[HN Gopher] Show HN: ML paper podcast generator using GPT and To...
       ___________________________________________________________________
        
       Show HN: ML paper podcast generator using GPT and Tortoise-TTS
        
       I built a pipeline that turns tweets about ML papers into a
       podcast.  Code's up here. Happy hacking.
       https://github.com/yacineMTB/scribepod
        
       Author : yacine_
       Score  : 55 points
       Date   : 2023-01-27 17:59 UTC (5 hours ago)
        
 (HTM) web link (scribepod.substack.com)
 (TXT) w3m dump (scribepod.substack.com)
        
       | ax8080 wrote:
       | WOW! What do you use to generate voice? It's SO scary similar to
       | real podcasts. I couldn't find it in a minute in the sources.
        
         | ax8080 wrote:
         | and it's funny how sometimes it makes ahhrhrhrhrhhhhh sounds
         | what is the reason behind that?
        
           | nielsinho wrote:
           | It happens quite often with TorToiSe that it collapses in
           | this way. Especially for unseen tokens that wouldn't have
           | appeared in the training data, which likely consisted of a
           | lot of transcribed stuff and read text like audio books.

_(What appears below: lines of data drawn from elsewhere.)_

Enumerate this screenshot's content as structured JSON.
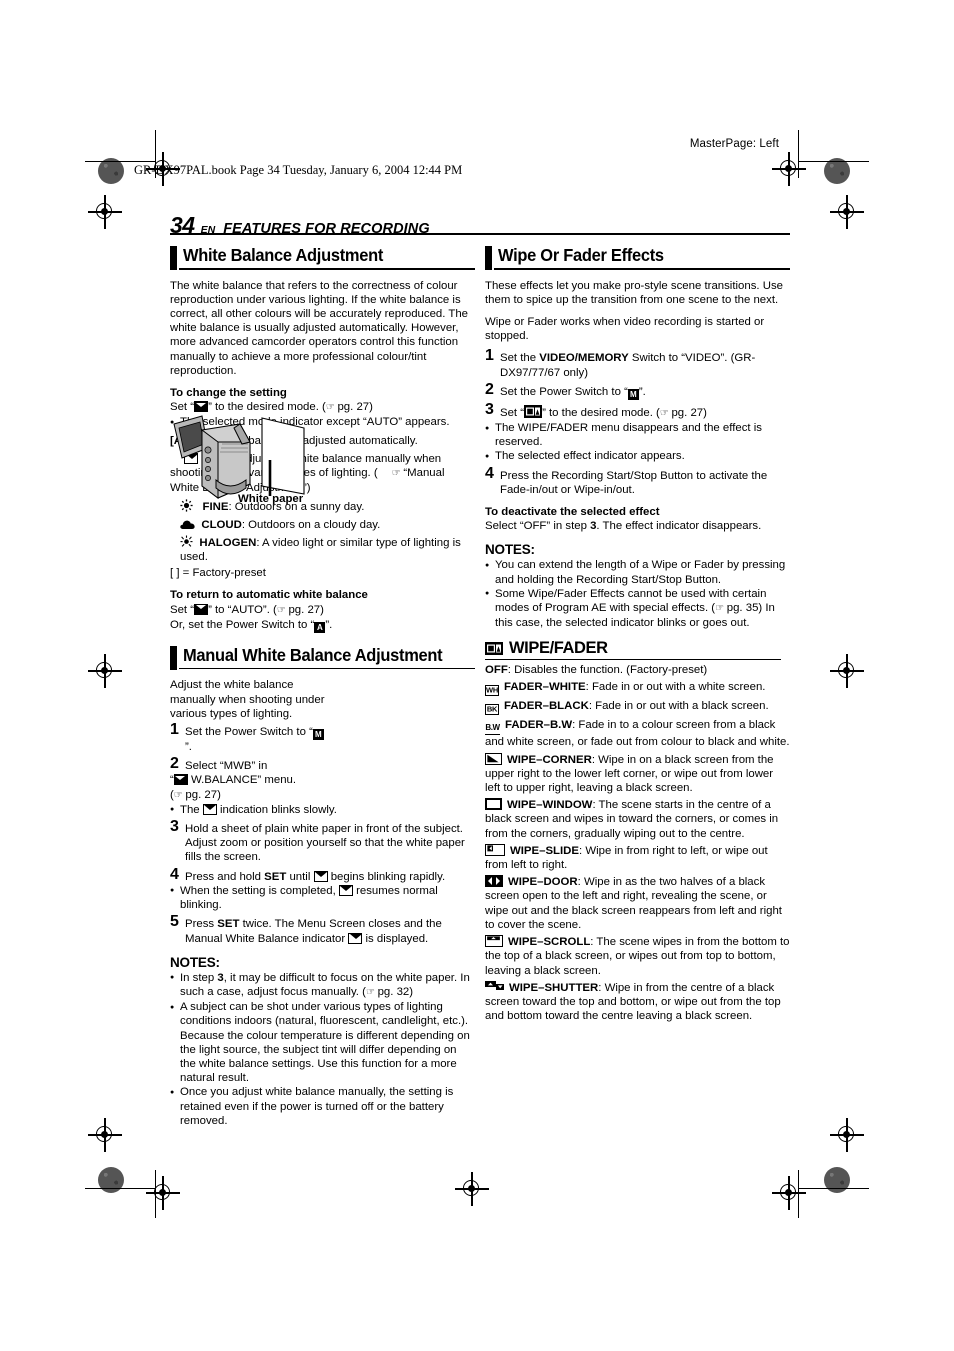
{
  "printer_marks": {
    "master_page": "MasterPage: Left",
    "file_stamp": "GR-DX97PAL.book  Page 34  Tuesday, January 6, 2004  12:44 PM"
  },
  "page_header": {
    "page_number": "34",
    "locale": "EN",
    "section_title": "FEATURES FOR RECORDING"
  },
  "left_column": {
    "section1": {
      "title": "White Balance Adjustment",
      "intro": "The white balance that refers to the correctness of colour reproduction under various lighting. If the white balance is correct, all other colours will be accurately reproduced. The white balance is usually adjusted automatically. However, more advanced camcorder operators control this function manually to achieve a more professional colour/tint reproduction.",
      "sub1_title": "To change the setting",
      "sub1_line1_pre": "Set “",
      "sub1_line1_post": "” to the desired mode. (",
      "sub1_line1_ref": " pg. 27)",
      "sub1_bullet": "The selected mode indicator except “AUTO” appears.",
      "auto_label": "[AUTO]",
      "auto_text": ": White balance is adjusted automatically.",
      "mwb_label": "MWB",
      "mwb_text": ": Adjust the white balance manually when shooting under various types of lighting. (",
      "mwb_ref": " “Manual White Balance Adjustment”)",
      "fine_label": "FINE",
      "fine_text": ": Outdoors on a sunny day.",
      "cloud_label": "CLOUD",
      "cloud_text": ": Outdoors on a cloudy day.",
      "halogen_label": "HALOGEN",
      "halogen_text": ": A video light or similar type of lighting is used.",
      "factory_preset": "[  ] = Factory-preset",
      "sub2_title": "To return to automatic white balance",
      "sub2_line1_pre": "Set “",
      "sub2_line1_post": "” to “AUTO”. (",
      "sub2_line1_ref": " pg. 27)",
      "sub2_line2_pre": "Or, set the Power Switch to “",
      "sub2_line2_post": "”."
    },
    "section2": {
      "title": "Manual White Balance Adjustment",
      "intro": "Adjust the white balance manually when shooting under various types of lighting.",
      "illustration_caption": "White paper",
      "step1_num": "1",
      "step1_pre": "Set the Power Switch to “",
      "step1_post": "”.",
      "step2_num": "2",
      "step2_line1": "Select “MWB” in",
      "step2_line2_pre": "“",
      "step2_line2_post": " W.BALANCE” menu.",
      "step2_line3_ref": " pg. 27)",
      "step2_bullet_pre": "The ",
      "step2_bullet_post": " indication blinks slowly.",
      "step3_num": "3",
      "step3_text": "Hold a sheet of plain white paper in front of the subject. Adjust zoom or position yourself so that the white paper fills the screen.",
      "step4_num": "4",
      "step4_pre": "Press and hold ",
      "step4_bold": "SET",
      "step4_mid": " until ",
      "step4_post": " begins blinking rapidly.",
      "step4_bullet_pre": "When the setting is completed, ",
      "step4_bullet_post": " resumes normal blinking.",
      "step5_num": "5",
      "step5_pre": "Press ",
      "step5_bold": "SET",
      "step5_mid": " twice. The Menu Screen closes and the Manual White Balance indicator ",
      "step5_post": " is displayed.",
      "notes_title": "NOTES:",
      "notes": [
        {
          "pre": "In step ",
          "bold": "3",
          "mid": ", it may be difficult to focus on the white paper. In such a case, adjust focus manually. (",
          "ref": " pg. 32)"
        },
        {
          "text": "A subject can be shot under various types of lighting conditions indoors (natural, fluorescent, candlelight, etc.). Because the colour temperature is different depending on the light source, the subject tint will differ depending on the white balance settings. Use this function for a more natural result."
        },
        {
          "text": "Once you adjust white balance manually, the setting is retained even if the power is turned off or the battery removed."
        }
      ]
    }
  },
  "right_column": {
    "section1": {
      "title": "Wipe Or Fader Effects",
      "intro1": "These effects let you make pro-style scene transitions. Use them to spice up the transition from one scene to the next.",
      "intro2": "Wipe or Fader works when video recording is started or stopped.",
      "step1_num": "1",
      "step1_pre": "Set the ",
      "step1_bold": "VIDEO/MEMORY",
      "step1_post": " Switch to “VIDEO”. (GR-DX97/77/67 only)",
      "step2_num": "2",
      "step2_pre": "Set the Power Switch to “",
      "step2_post": "”.",
      "step3_num": "3",
      "step3_pre": "Set “",
      "step3_post": "” to the desired mode. (",
      "step3_ref": " pg. 27)",
      "step3_bullets": [
        "The WIPE/FADER menu disappears and the effect is reserved.",
        "The selected effect indicator appears."
      ],
      "step4_num": "4",
      "step4_text": "Press the Recording Start/Stop Button to activate the Fade-in/out or Wipe-in/out.",
      "deact_title": "To deactivate the selected effect",
      "deact_pre": "Select “OFF” in step ",
      "deact_bold": "3",
      "deact_post": ". The effect indicator disappears.",
      "notes_title": "NOTES:",
      "notes": [
        {
          "text": "You can extend the length of a Wipe or Fader by pressing and holding the Recording Start/Stop Button."
        },
        {
          "pre": "Some Wipe/Fader Effects cannot be used with certain modes of Program AE with special effects. (",
          "ref": " pg. 35)",
          "post": " In this case, the selected indicator blinks or goes out."
        }
      ]
    },
    "wipe_fader": {
      "title": "WIPE/FADER",
      "items": [
        {
          "icon": "none",
          "label": "OFF",
          "text": ": Disables the function. (Factory-preset)"
        },
        {
          "icon": "fader-white-icon",
          "icon_text": "WH",
          "label": "FADER–WHITE",
          "text": ": Fade in or out with a white screen."
        },
        {
          "icon": "fader-black-icon",
          "icon_text": "BK",
          "label": "FADER–BLACK",
          "text": ": Fade in or out with a black screen."
        },
        {
          "icon": "fader-bw-icon",
          "icon_text": "B.W",
          "label": "FADER–B.W",
          "text": ": Fade in to a colour screen from a black and white screen, or fade out from colour to black and white."
        },
        {
          "icon": "wipe-corner-icon",
          "label": "WIPE–CORNER",
          "text": ": Wipe in on a black screen from the upper right to the lower left corner, or wipe out from lower left to upper right, leaving a black screen."
        },
        {
          "icon": "wipe-window-icon",
          "label": "WIPE–WINDOW",
          "text": ": The scene starts in the centre of a black screen and wipes in toward the corners, or comes in from the corners, gradually wiping out to the centre."
        },
        {
          "icon": "wipe-slide-icon",
          "label": "WIPE–SLIDE",
          "text": ": Wipe in from right to left, or wipe out from left to right."
        },
        {
          "icon": "wipe-door-icon",
          "label": "WIPE–DOOR",
          "text": ": Wipe in as the two halves of a black screen open to the left and right, revealing the scene, or wipe out and the black screen reappears from left and right to cover the scene."
        },
        {
          "icon": "wipe-scroll-icon",
          "label": "WIPE–SCROLL",
          "text": ": The scene wipes in from the bottom to the top of a black screen, or wipes out from top to bottom, leaving a black screen."
        },
        {
          "icon": "wipe-shutter-icon",
          "label": "WIPE–SHUTTER",
          "text": ": Wipe in from the centre of a black screen toward the top and bottom, or wipe out from the top and bottom toward the centre leaving a black screen."
        }
      ]
    }
  },
  "icon_glyphs": {
    "power_m": "M",
    "power_a": "A",
    "page_ref_hand": "☞"
  }
}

           | Trying to make it laugh by prompting it with "hahaha" (which
           | you won't really see in mentioned data) often gets you demon
           | and zombie noises.
        
         | yacine_ wrote:
         | That generation uses tortoise-tts. Play.ht has a model called
         | peregrine, I've taken to using a script to call them out. Super
         | cool company & API. I just haven't had time to get my next gen
         | version out.
        
         | qup wrote:
         | Play.ht
        
         | carlbarrdahl wrote:
         | It's making an api request to play.ht:
         | 
         | https://github.com/yacineMTB/scribepod/blob/master/playht.ts...
        
           | windsignaling wrote:
           | I wonder why the title says that it uses Tortoise TTS?
           | 
           | Also interesting that play.ht allows you to clone others'
           | voices.
        
           | tehsauce wrote:
           | How did they get to use the joe rogan voice though? It seems
           | that one isn't public?
        
             | [deleted]
        
             | nielsinho wrote:
             | It uses the TorToiSe TTS model for generation. It's simple
             | to generate conditioning voice latents using short audio
             | samples. Likely transcribed JRE episodes were part of the
             | TorToiSe training data, explaining how it's so good at
             | recreating his voice characteristics in particular.
        
       | pikseladam wrote:
       | I'm quite impressed and also shocked. Just wow! I believe we will
       | find more useful cases like that in the near future.
        
       | carlbarrdahl wrote:
       | Interesting to read the prompts used to generate these
       | conversations:
       | 
       | https://github.com/yacineMTB/scribepod/blob/master/lib/proce...
       | 
       | > Make the dialogue about this as long as possible.
        
         | yacine_ wrote:
         | No more intuitive interpreter than the english language
        
           | LawTalkingGuy wrote:
           | I'm borrowing your podcast prompts and one issue I get is
           | that Bob bounces between an asker of questions and a co-
           | announcer. I'm currently adding a bullet point to your
           | instructions which seems to be working so far.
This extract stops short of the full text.